2. Rate of correction
There are no definitive clinical trials, but data in children suggest that the maximum safe rate at which the plasma sodium concentration should be lowered is by 0.5 mEq/L per hour and no more than by 12 mEq/L per day24). Overly rapid correction is potentially dangerous in hypernatremia (as it is in hyponatremia). Hypernatremia initially causes fluid movement out of the brain and cerebral contraction that is primarily responsible for the associated symptoms. Within one to three days, however, brain volume is largely restored due to water movement from the cerebrospinal fluid into the brain and to the uptake of solutes by the cells24). Rapidly lowering the plasma sodium concentration once this adaptation has occurred causes osmotic water movement into the brain, increasing brain size above normal. This cerebral edema can then lead to seizures, permanent neurologic damage, or death17, 18). This sequence of an adverse response to therapy has been primarily described in children in whom the hypernatremia was corrected at a rate exceeding 0.7 mEq/L per h22). In comparison, no neurologic sequelae were induced if the plasma sodium concentration were lowered at 0.5 mEq/L per hour23).
3. Common errors in management
Isotonic saline is unsuitable for correcting hypernatremia. Consider a 50-year-old man with a serum sodium concentration of 162 mmol per liter and a body weight of 70 kg (estimated volume of total body water, 42 liters [0.5×70]). The retention of 1 liter of 0.9 percent sodium chloride will decrease the serum sodium concentration by only 0.22 mmol per liter ([154-162]÷[35+1]=-0.22). Although the sodium concentration of the infusate is lower than the patient's serum sodium concentration, it is not sufficiently low to alter the hypernatremia substantially. Furthermore, ongoing hypotonic fluid losses might outpace the administration of isotonic saline, aggravating the hypernatremia. The sole indication for administering isotonic saline to a patient with hypernatremia is a depletion of extracellular-fluid volume that is sufficient to cause substantial hemodynamic compromise. Even in this case, after a limited amount of isotonic saline has been administered to stabilize the patient's circulatory status, a hypotonic fluid (i.e., 0.2 percent or 0.45 percent sodium chloride) should be substituted in order to restore normal hemodynamic values while correcting the hypernatremia. If a hypotonic fluid is not substituted for isotonic saline, the extracellular-fluid volume may become seriously overloaded.

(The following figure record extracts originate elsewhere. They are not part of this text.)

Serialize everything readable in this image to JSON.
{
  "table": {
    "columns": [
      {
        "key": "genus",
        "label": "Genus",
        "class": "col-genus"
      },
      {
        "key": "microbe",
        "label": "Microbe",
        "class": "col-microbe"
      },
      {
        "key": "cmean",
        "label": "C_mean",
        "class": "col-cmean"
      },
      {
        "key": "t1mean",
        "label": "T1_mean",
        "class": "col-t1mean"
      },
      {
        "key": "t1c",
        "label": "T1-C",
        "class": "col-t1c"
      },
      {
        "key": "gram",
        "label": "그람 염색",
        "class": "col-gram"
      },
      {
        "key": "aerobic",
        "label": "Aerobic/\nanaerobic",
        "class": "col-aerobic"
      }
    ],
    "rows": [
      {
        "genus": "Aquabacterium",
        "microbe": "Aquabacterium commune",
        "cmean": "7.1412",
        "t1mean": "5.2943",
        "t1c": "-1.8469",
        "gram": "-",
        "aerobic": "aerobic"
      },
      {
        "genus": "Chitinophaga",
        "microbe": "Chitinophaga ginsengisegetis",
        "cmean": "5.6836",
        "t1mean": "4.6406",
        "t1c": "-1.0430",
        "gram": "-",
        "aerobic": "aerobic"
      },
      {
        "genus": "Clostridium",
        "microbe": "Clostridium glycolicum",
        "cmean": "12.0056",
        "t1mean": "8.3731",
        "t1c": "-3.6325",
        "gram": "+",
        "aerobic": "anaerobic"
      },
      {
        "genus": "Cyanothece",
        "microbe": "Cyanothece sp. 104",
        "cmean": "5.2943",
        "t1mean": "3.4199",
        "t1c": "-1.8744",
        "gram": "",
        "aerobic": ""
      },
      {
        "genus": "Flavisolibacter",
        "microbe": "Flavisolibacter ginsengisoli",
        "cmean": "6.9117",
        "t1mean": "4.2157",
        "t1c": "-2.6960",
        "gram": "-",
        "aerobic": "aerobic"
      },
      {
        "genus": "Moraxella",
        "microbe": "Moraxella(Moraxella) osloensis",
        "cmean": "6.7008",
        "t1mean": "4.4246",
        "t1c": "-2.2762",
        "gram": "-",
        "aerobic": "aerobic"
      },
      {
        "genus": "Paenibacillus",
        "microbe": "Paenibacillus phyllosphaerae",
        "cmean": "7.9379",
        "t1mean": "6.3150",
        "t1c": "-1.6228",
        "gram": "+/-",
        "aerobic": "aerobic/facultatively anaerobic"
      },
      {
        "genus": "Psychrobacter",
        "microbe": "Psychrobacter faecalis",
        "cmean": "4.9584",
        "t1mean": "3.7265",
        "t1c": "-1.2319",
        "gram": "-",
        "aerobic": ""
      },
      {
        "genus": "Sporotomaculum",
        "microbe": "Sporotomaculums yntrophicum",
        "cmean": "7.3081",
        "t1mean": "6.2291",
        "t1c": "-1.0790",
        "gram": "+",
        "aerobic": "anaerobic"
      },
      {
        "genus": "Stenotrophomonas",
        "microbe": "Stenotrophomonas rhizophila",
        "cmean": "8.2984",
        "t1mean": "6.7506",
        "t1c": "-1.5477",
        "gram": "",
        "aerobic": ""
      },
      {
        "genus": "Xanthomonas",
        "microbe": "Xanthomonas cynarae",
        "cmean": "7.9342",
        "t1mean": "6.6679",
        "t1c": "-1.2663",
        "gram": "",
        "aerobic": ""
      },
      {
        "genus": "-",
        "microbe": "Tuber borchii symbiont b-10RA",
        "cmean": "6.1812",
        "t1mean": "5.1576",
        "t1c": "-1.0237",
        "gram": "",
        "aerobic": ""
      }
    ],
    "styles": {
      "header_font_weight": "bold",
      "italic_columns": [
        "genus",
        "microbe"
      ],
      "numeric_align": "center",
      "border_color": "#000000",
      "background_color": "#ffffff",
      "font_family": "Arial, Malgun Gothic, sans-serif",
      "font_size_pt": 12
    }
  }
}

Extreme care must be taken to avoid excessively rapid correction or overcorrection of hypernatremia, which increases the risk of iatrogenic cerebral edema, with possibly catastrophic consequences. Selecting the most hypotonic infusate that is suitable for the particular type of hypernatremia ensures the administration of the least amount of fluid. Appropriate allowances for ongoing fluid losses must be made to prevent serious deviations in either direction from the targeted serum sodium concentration. Scrupulous adherence to these management guidelines should help prevent such complications. Most importantly, the fluid prescription should be reassessed at regular intervals in the light of laboratory values and the patient's clinical status1).
Prognosis
The morbidity and mortality of patients with acute hypernatremia is very high. In children, the mortality of acute hypernatremia ranges between 10 and 70%. As many as two-thirds of the survivors have neurologic sequelae. In contrast, mortality in chronic hypernatremia is 10%. In adults, serum Na concentrations above 160 mmol/L are associated with a 75% mortality1). Since hypernatremia in adults occurs in the setting of serious disease the mortality rates may reflect the severity of the underlying diseases rather than that of hypernatremia.